MEXICO CITY, Feb 1 (Reuters) - The pace of growth in Mexico’s manufacturing sector declined in January, breaking a three-month expansion streak, as new export orders fell for the first time in more than a year, a survey showed on Friday.
The HSBC Mexico Manufacturing Purchasing Managers’ Index (PMI) dipped to 55.0 in January, after adjusting for seasonal variation, down from a record high 57.1 in December. January’s reading was the weakest in four months, although the reading above 50 showed continued expansion.
Delivery times lengthened for the fourth straight month and stocks of goods increased, but more worrying was the first contraction in new export orders for the first time since November 2011.
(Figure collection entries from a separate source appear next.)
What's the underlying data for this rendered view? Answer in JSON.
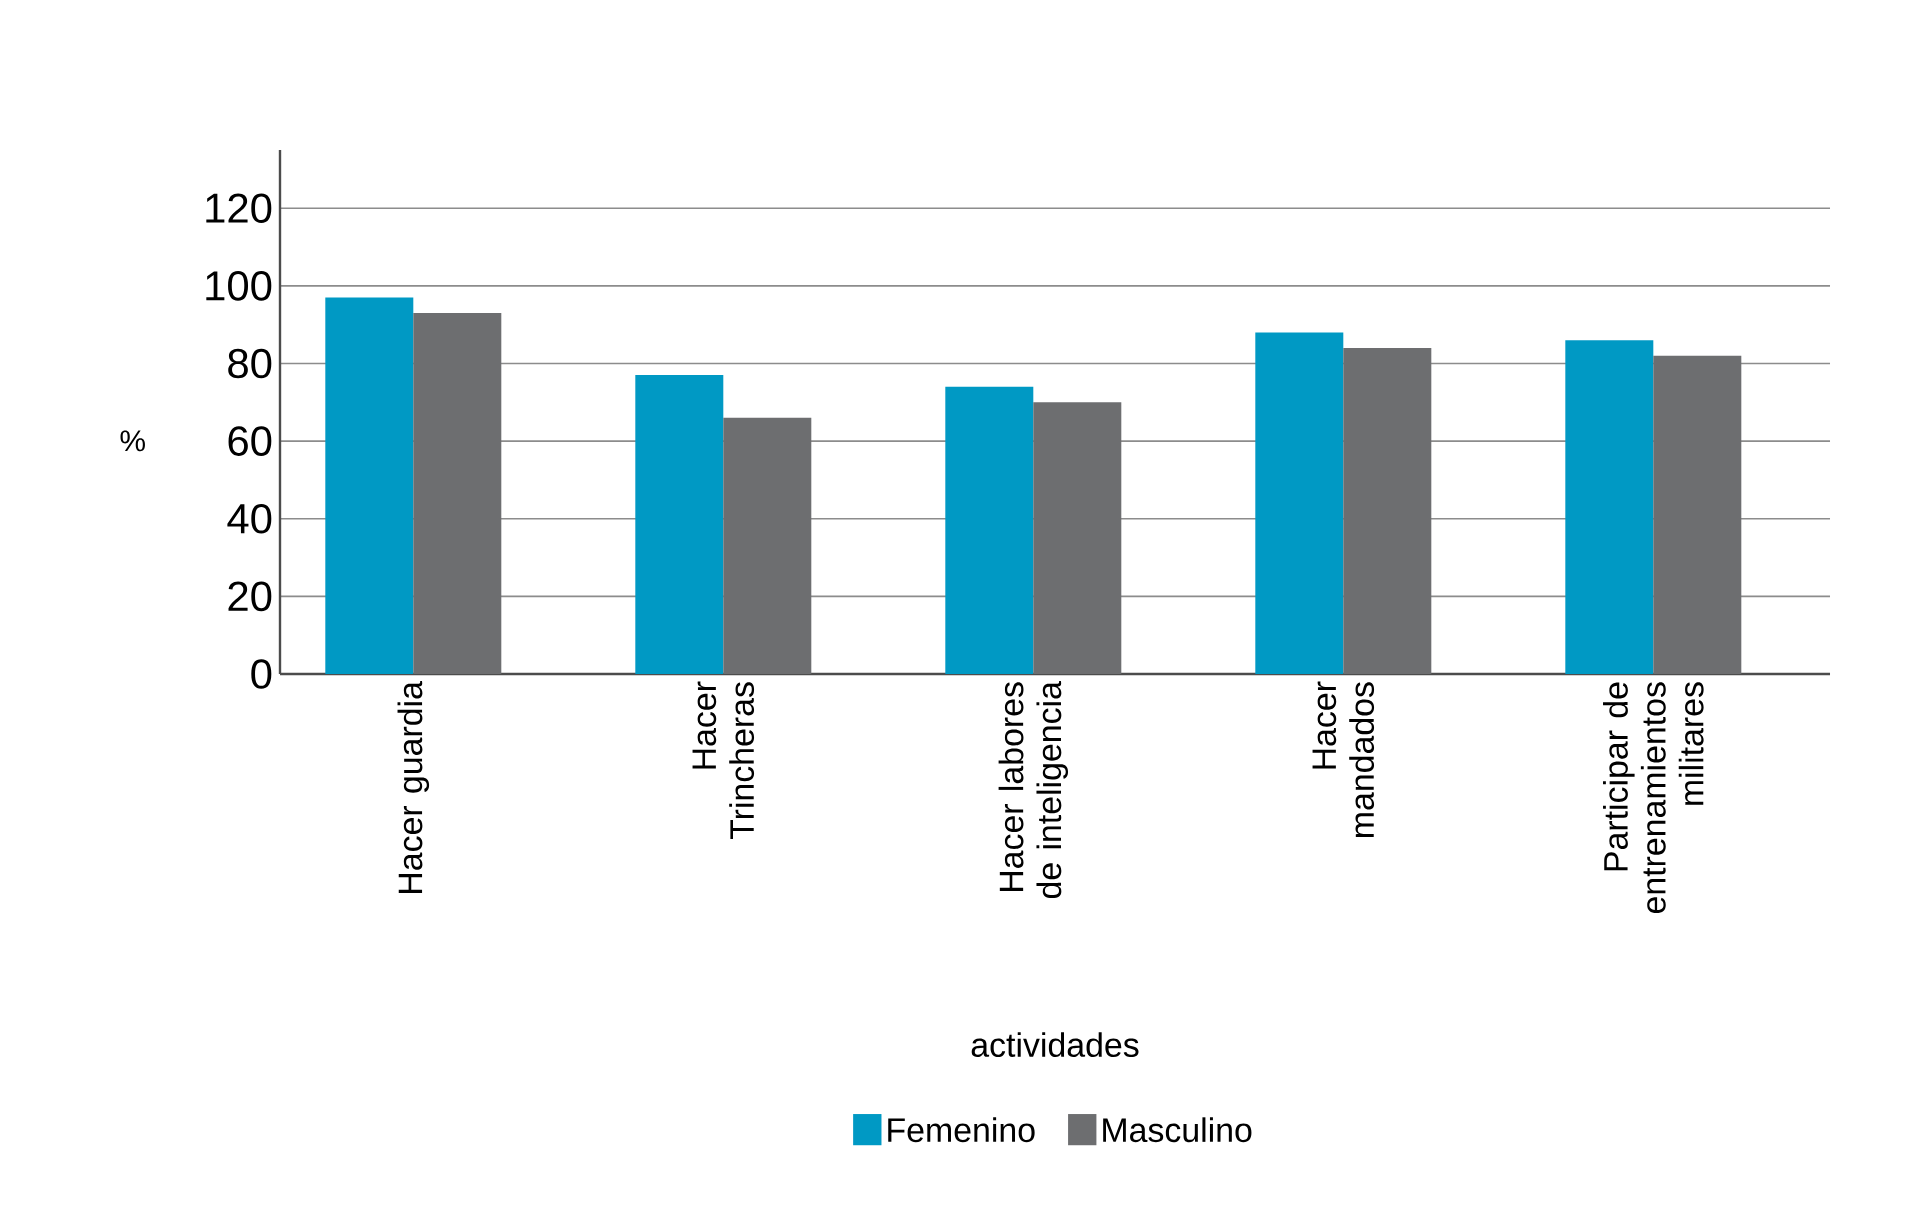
{
  "chart_data": {
    "type": "bar",
    "xlabel": "actividades",
    "ylabel": "%",
    "categories": [
      "Hacer guardia",
      "Hacer Trincheras",
      "Hacer labores de inteligencia",
      "Hacer mandados",
      "Participar de entrenamientos militares"
    ],
    "series": [
      {
        "name": "Femenino",
        "color": "#0099c4",
        "values": [
          97,
          77,
          74,
          88,
          86
        ]
      },
      {
        "name": "Masculino",
        "color": "#6d6e70",
        "values": [
          93,
          66,
          70,
          84,
          82
        ]
      }
    ],
    "ylim": [
      0,
      135
    ],
    "yticks": [
      0,
      20,
      40,
      60,
      80,
      100,
      120
    ],
    "grid": "y",
    "legend": "bottom"
  }
}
Manufacturing exports are equivalent to about 25 percent of Mexico’s gross domestic product (GDP) and the country has been shielded from a weak global environment by continued U.S. demand for goods such as cars and televisions.
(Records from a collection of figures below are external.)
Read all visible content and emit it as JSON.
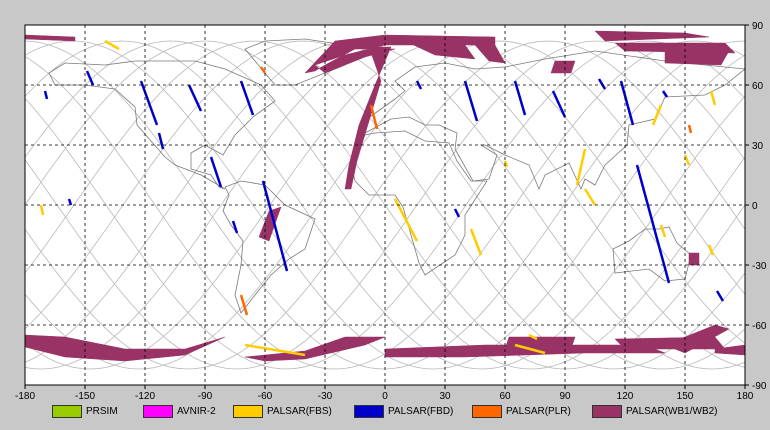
{
  "map": {
    "x_ticks": [
      "-180",
      "-150",
      "-120",
      "-90",
      "-60",
      "-30",
      "0",
      "30",
      "60",
      "90",
      "120",
      "150",
      "180"
    ],
    "y_ticks": [
      "90",
      "60",
      "30",
      "0",
      "-30",
      "-60",
      "-90"
    ],
    "colors": {
      "ocean": "#ffffff",
      "coast": "#7a7a7a",
      "orbit": "#b8b8b8",
      "grid": "#000000"
    }
  },
  "legend": [
    {
      "label": "PRSIM",
      "color": "#99cc00"
    },
    {
      "label": "AVNIR-2",
      "color": "#ff00ff"
    },
    {
      "label": "PALSAR(FBS)",
      "color": "#ffcc00"
    },
    {
      "label": "PALSAR(FBD)",
      "color": "#0000cc"
    },
    {
      "label": "PALSAR(PLR)",
      "color": "#ff6600"
    },
    {
      "label": "PALSAR(WB1/WB2)",
      "color": "#993366"
    }
  ],
  "chart_data": {
    "type": "map",
    "projection": "equirectangular",
    "xlim": [
      -180,
      180
    ],
    "ylim": [
      -90,
      90
    ],
    "grid": true,
    "legend_position": "bottom",
    "swaths": {
      "PALSAR(WB1/WB2)": [
        {
          "poly": [
            [
              -180,
              85
            ],
            [
              -155,
              84
            ],
            [
              -155,
              82
            ],
            [
              -180,
              83
            ]
          ]
        },
        {
          "poly": [
            [
              -25,
              82
            ],
            [
              0,
              85
            ],
            [
              55,
              84
            ],
            [
              55,
              80
            ],
            [
              0,
              80
            ],
            [
              -20,
              75
            ],
            [
              -35,
              70
            ],
            [
              -30,
              66
            ],
            [
              -10,
              74
            ],
            [
              5,
              78
            ],
            [
              -15,
              78
            ],
            [
              -30,
              70
            ],
            [
              -35,
              67
            ],
            [
              -40,
              66
            ]
          ]
        },
        {
          "poly": [
            [
              -8,
              79
            ],
            [
              3,
              79
            ],
            [
              -5,
              60
            ],
            [
              -13,
              40
            ],
            [
              -18,
              20
            ],
            [
              -20,
              8
            ],
            [
              -17,
              8
            ],
            [
              -14,
              22
            ],
            [
              -8,
              42
            ],
            [
              -2,
              62
            ]
          ]
        },
        {
          "poly": [
            [
              10,
              82
            ],
            [
              40,
              80
            ],
            [
              45,
              73
            ],
            [
              25,
              75
            ]
          ]
        },
        {
          "poly": [
            [
              45,
              80
            ],
            [
              55,
              80
            ],
            [
              60,
              71
            ],
            [
              52,
              72
            ]
          ]
        },
        {
          "poly": [
            [
              85,
              72
            ],
            [
              95,
              72
            ],
            [
              93,
              66
            ],
            [
              83,
              66
            ]
          ]
        },
        {
          "poly": [
            [
              105,
              87
            ],
            [
              150,
              86
            ],
            [
              162,
              84
            ],
            [
              110,
              82
            ]
          ]
        },
        {
          "poly": [
            [
              115,
              81
            ],
            [
              170,
              81
            ],
            [
              175,
              76
            ],
            [
              120,
              77
            ]
          ]
        },
        {
          "poly": [
            [
              140,
              77
            ],
            [
              172,
              77
            ],
            [
              168,
              70
            ],
            [
              140,
              71
            ]
          ]
        },
        {
          "poly": [
            [
              -58,
              -3
            ],
            [
              -52,
              -1
            ],
            [
              -58,
              -18
            ],
            [
              -63,
              -16
            ]
          ]
        },
        {
          "poly": [
            [
              152,
              -24
            ],
            [
              157,
              -24
            ],
            [
              157,
              -30
            ],
            [
              152,
              -30
            ]
          ]
        },
        {
          "poly": [
            [
              -180,
              -65
            ],
            [
              -160,
              -66
            ],
            [
              -130,
              -72
            ],
            [
              -100,
              -72
            ],
            [
              -80,
              -66
            ],
            [
              -100,
              -75
            ],
            [
              -130,
              -78
            ],
            [
              -160,
              -76
            ],
            [
              -180,
              -71
            ]
          ]
        },
        {
          "poly": [
            [
              -20,
              -66
            ],
            [
              0,
              -66
            ],
            [
              -10,
              -70
            ],
            [
              -40,
              -77
            ],
            [
              -60,
              -78
            ],
            [
              -70,
              -76
            ],
            [
              -40,
              -73
            ]
          ]
        },
        {
          "poly": [
            [
              0,
              -72
            ],
            [
              50,
              -70
            ],
            [
              100,
              -70
            ],
            [
              130,
              -70
            ],
            [
              140,
              -74
            ],
            [
              100,
              -74
            ],
            [
              40,
              -76
            ],
            [
              0,
              -76
            ]
          ]
        },
        {
          "poly": [
            [
              62,
              -66
            ],
            [
              95,
              -66
            ],
            [
              93,
              -72
            ],
            [
              60,
              -72
            ]
          ]
        },
        {
          "poly": [
            [
              115,
              -67
            ],
            [
              165,
              -66
            ],
            [
              170,
              -72
            ],
            [
              120,
              -72
            ]
          ]
        },
        {
          "poly": [
            [
              140,
              -70
            ],
            [
              165,
              -60
            ],
            [
              172,
              -62
            ],
            [
              150,
              -74
            ]
          ]
        },
        {
          "poly": [
            [
              165,
              -72
            ],
            [
              180,
              -70
            ],
            [
              180,
              -75
            ],
            [
              165,
              -74
            ]
          ]
        }
      ],
      "PALSAR(FBD)": [
        {
          "line": [
            [
              -149,
              67
            ],
            [
              -146,
              60
            ]
          ]
        },
        {
          "line": [
            [
              -170,
              57
            ],
            [
              -169,
              53
            ]
          ]
        },
        {
          "line": [
            [
              -122,
              62
            ],
            [
              -114,
              40
            ]
          ]
        },
        {
          "line": [
            [
              -113,
              36
            ],
            [
              -111,
              28
            ]
          ]
        },
        {
          "line": [
            [
              -98,
              60
            ],
            [
              -92,
              47
            ]
          ]
        },
        {
          "line": [
            [
              -87,
              24
            ],
            [
              -82,
              9
            ]
          ]
        },
        {
          "line": [
            [
              -72,
              62
            ],
            [
              -66,
              45
            ]
          ]
        },
        {
          "line": [
            [
              -61,
              12
            ],
            [
              -49,
              -33
            ]
          ]
        },
        {
          "line": [
            [
              -76,
              -8
            ],
            [
              -74,
              -14
            ]
          ]
        },
        {
          "line": [
            [
              -158,
              3
            ],
            [
              -157,
              0
            ]
          ]
        },
        {
          "line": [
            [
              16,
              62
            ],
            [
              18,
              58
            ]
          ]
        },
        {
          "line": [
            [
              40,
              62
            ],
            [
              46,
              42
            ]
          ]
        },
        {
          "line": [
            [
              65,
              62
            ],
            [
              70,
              45
            ]
          ]
        },
        {
          "line": [
            [
              84,
              57
            ],
            [
              90,
              44
            ]
          ]
        },
        {
          "line": [
            [
              118,
              62
            ],
            [
              124,
              40
            ]
          ]
        },
        {
          "line": [
            [
              126,
              20
            ],
            [
              142,
              -39
            ]
          ]
        },
        {
          "line": [
            [
              139,
              57
            ],
            [
              141,
              54
            ]
          ]
        },
        {
          "line": [
            [
              166,
              -43
            ],
            [
              169,
              -48
            ]
          ]
        },
        {
          "line": [
            [
              35,
              -2
            ],
            [
              37,
              -6
            ]
          ]
        },
        {
          "line": [
            [
              107,
              63
            ],
            [
              110,
              58
            ]
          ]
        }
      ],
      "PALSAR(FBS)": [
        {
          "line": [
            [
              -140,
              82
            ],
            [
              -133,
              78
            ]
          ]
        },
        {
          "line": [
            [
              -172,
              0
            ],
            [
              -171,
              -5
            ]
          ]
        },
        {
          "line": [
            [
              5,
              3
            ],
            [
              16,
              -18
            ]
          ]
        },
        {
          "line": [
            [
              43,
              -12
            ],
            [
              48,
              -25
            ]
          ]
        },
        {
          "line": [
            [
              -70,
              -70
            ],
            [
              -40,
              -75
            ]
          ]
        },
        {
          "line": [
            [
              65,
              -70
            ],
            [
              80,
              -74
            ]
          ]
        },
        {
          "line": [
            [
              72,
              -65
            ],
            [
              76,
              -67
            ]
          ]
        },
        {
          "line": [
            [
              100,
              28
            ],
            [
              96,
              10
            ]
          ]
        },
        {
          "line": [
            [
              105,
              0
            ],
            [
              100,
              8
            ]
          ]
        },
        {
          "line": [
            [
              138,
              50
            ],
            [
              134,
              40
            ]
          ]
        },
        {
          "line": [
            [
              163,
              57
            ],
            [
              165,
              50
            ]
          ]
        },
        {
          "line": [
            [
              150,
              25
            ],
            [
              152,
              20
            ]
          ]
        },
        {
          "line": [
            [
              162,
              -20
            ],
            [
              164,
              -25
            ]
          ]
        },
        {
          "line": [
            [
              138,
              -10
            ],
            [
              140,
              -16
            ]
          ]
        },
        {
          "line": [
            [
              60,
              22
            ],
            [
              61,
              19
            ]
          ]
        }
      ],
      "PALSAR(PLR)": [
        {
          "line": [
            [
              -62,
              69
            ],
            [
              -60,
              66
            ]
          ]
        },
        {
          "line": [
            [
              -7,
              50
            ],
            [
              -4,
              38
            ]
          ]
        },
        {
          "line": [
            [
              -72,
              -45
            ],
            [
              -69,
              -55
            ]
          ]
        },
        {
          "line": [
            [
              152,
              40
            ],
            [
              153,
              36
            ]
          ]
        }
      ]
    }
  }
}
Mexico’s growth is forecast to slow this year to around 3.5 percent from an expected 4 percent expansion in 2012, but a collapse in overseas demand for manufactured goods could drag that even lower.
The PMI index, compiled by Markit, is composed of five sub-indexes tracking changes in new orders, output, employment, suppliers’ delivery times and stocks of raw materials and finished goods.